The paper is particularly strong in its novelty and relevance; it introduces the GEST benchmark and an accompanying dataset that spans English and nine Slavic languages, addressing a gap in existing benchmarks that are predominantly focused on major languages. This allows for a broader investigation of gender biases in AI systems. The methodological rigor is another significant strength, with the development of specific metrics to quantify gender stereotypes in language models and translation systems offering a detailed analysis of bias. These contributions are critical for understanding and mitigating gender bias in AI. Additionally, the utility of the resources provided, including the datasets and metrics, is a substantial boon for researchers in the field, furnishing tools for further exploration of how stereotypes are propagated through AI systems.

Summary Of Weaknesses:

The paper falls short in several areas that need attention. First, the evaluation metrics introduced for measuring gender bias require clearer definitions and more robust validation. These metrics need to accurately reflect what they measure and be interpretable to the readers. The paper's lack of exploration into the implications of detected biases on downstream applications also limits its practical relevance. Understanding how gender bias in language models impacts real-world tasks such as translation accuracy or co-reference resolution could significantly enhance the paper's applicability. Moreover, the comparative analysis with related works is insufficient. A more thorough comparison and a clearer exposition of how this study differs from and improves upon previous efforts would solidify the paper's place in the literature.
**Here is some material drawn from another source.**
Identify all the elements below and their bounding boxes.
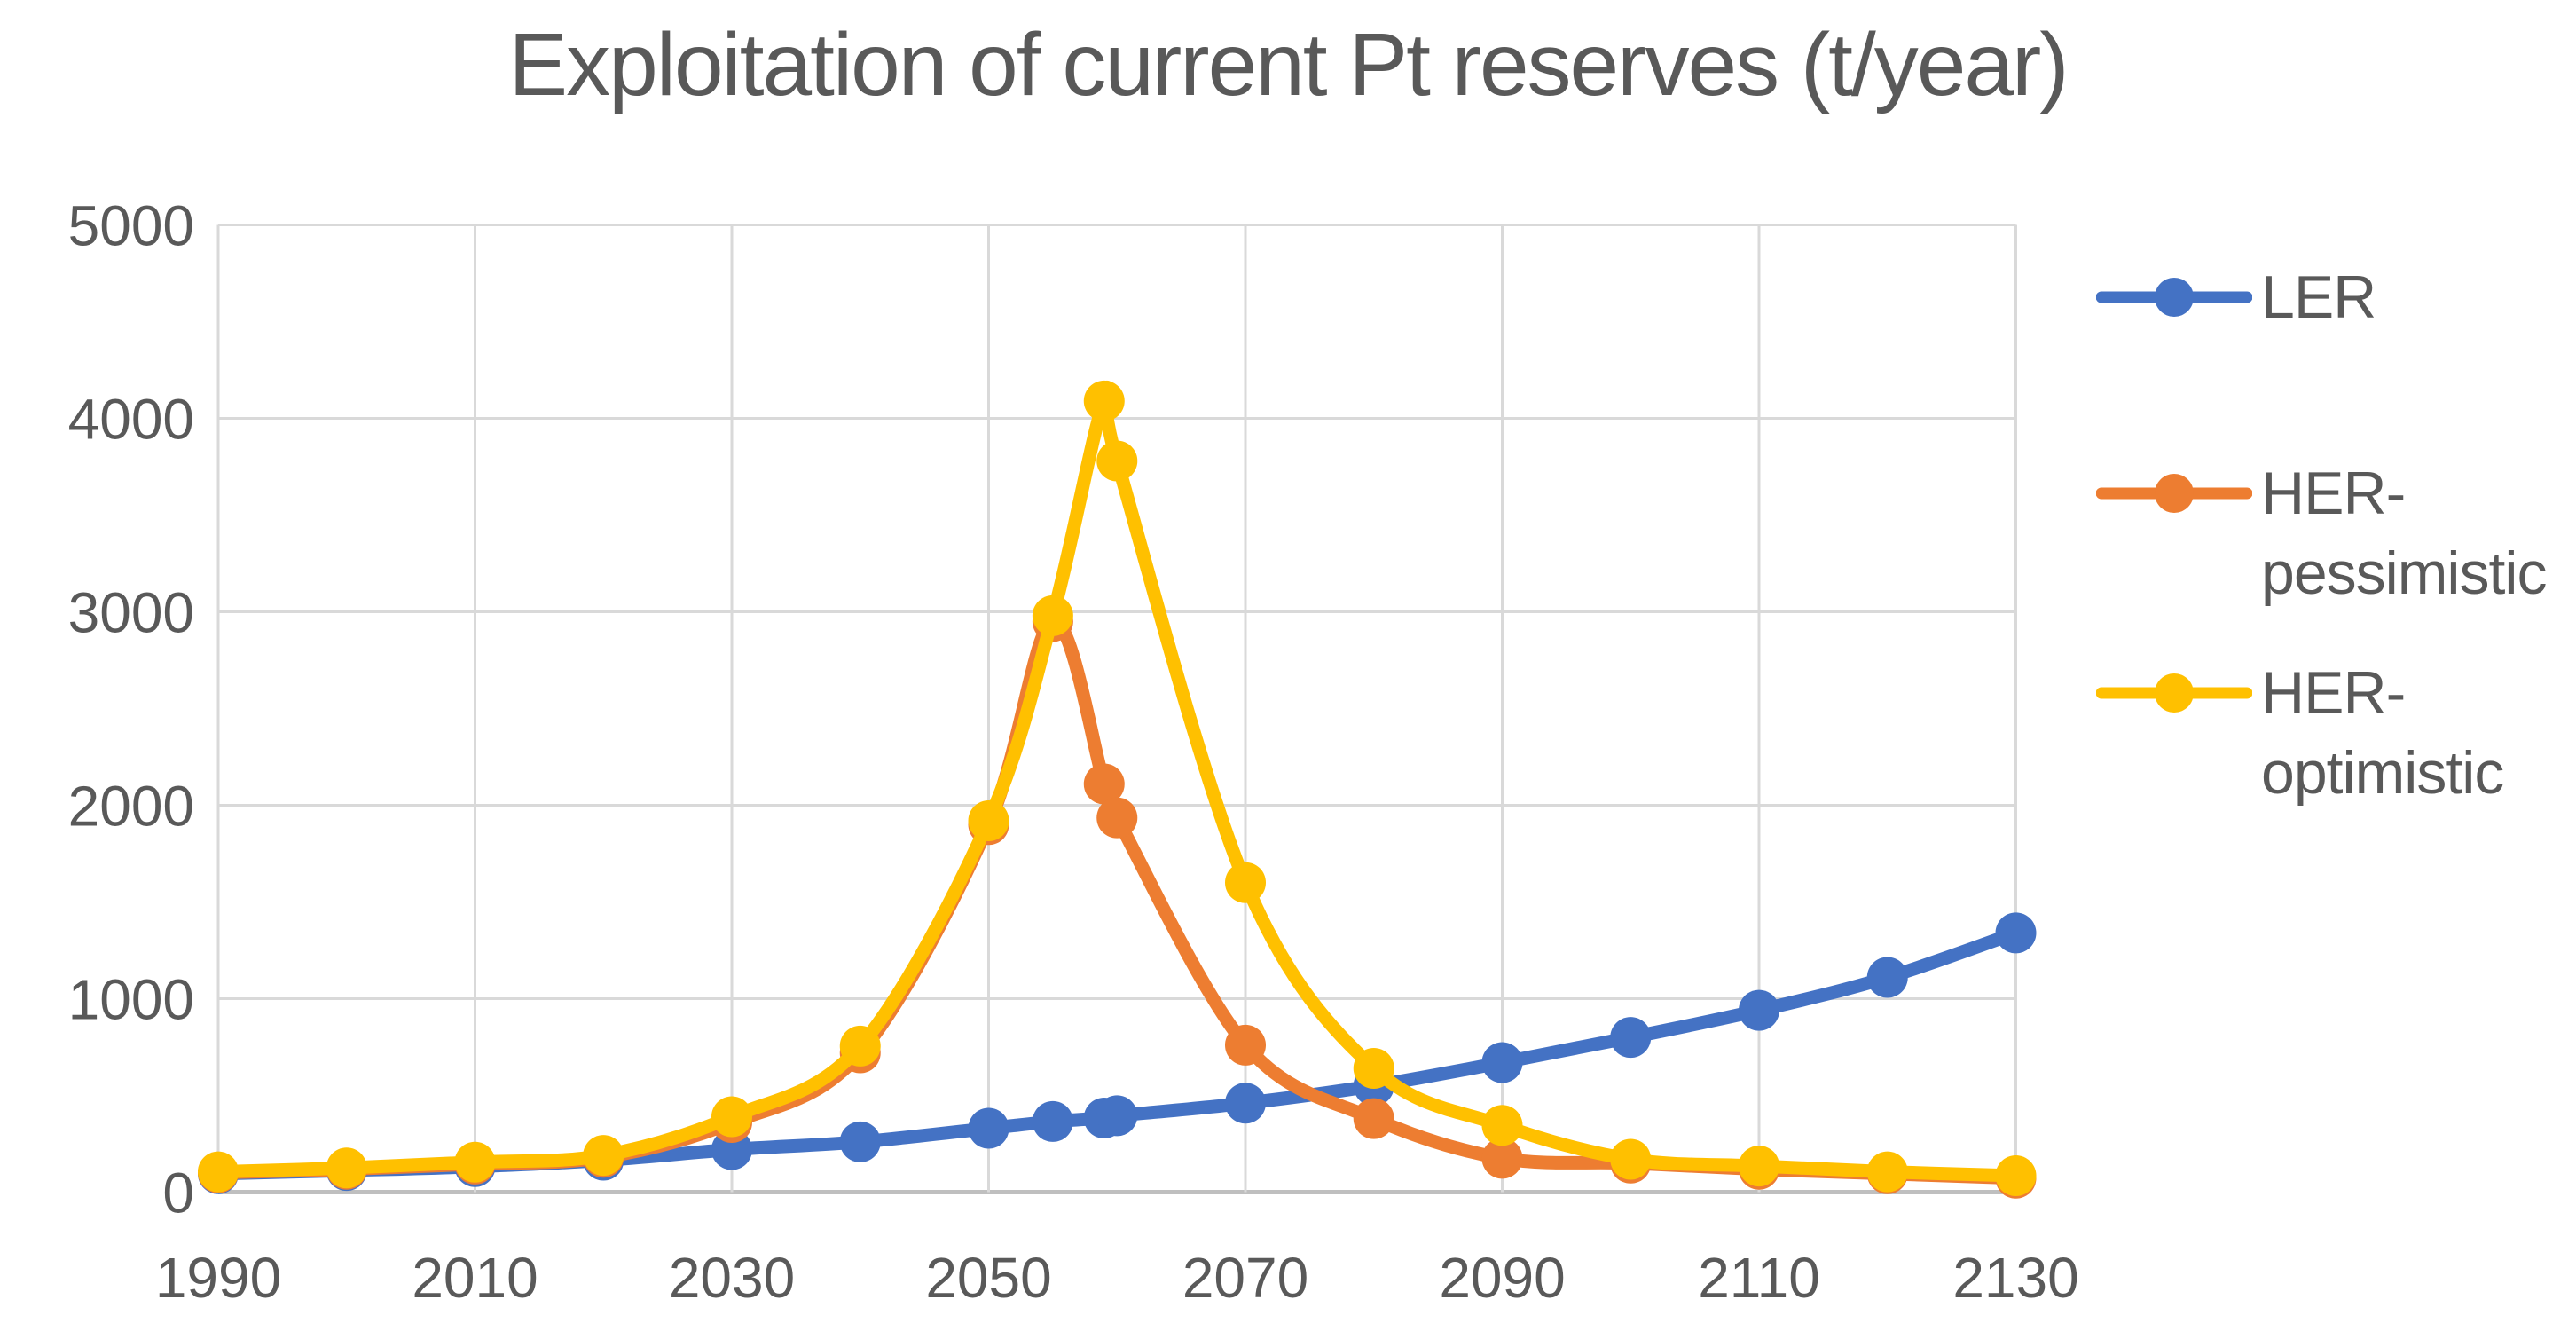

The authors should consider revising their metrics to ensure they accurately reflect the presence of gender biases and are interpretable to practitioners and researchers. Additionally, expanding the discussion on how detected biases affect practical applications will make the findings more relevant to a wider audience. This could involve linking bias metrics to performance in specific tasks through case studies or additional experiments. Enhancing the comparative analysis with existing benchmarks and clarifying the unique contributions of this study would also help position the paper more clearly within the existing research landscape. Addressing minor presentation issues such as overlapping figures, ambiguous statements, and providing clearer definitions for terms like "gender experts" would also improve the paper's clarity and professionalism.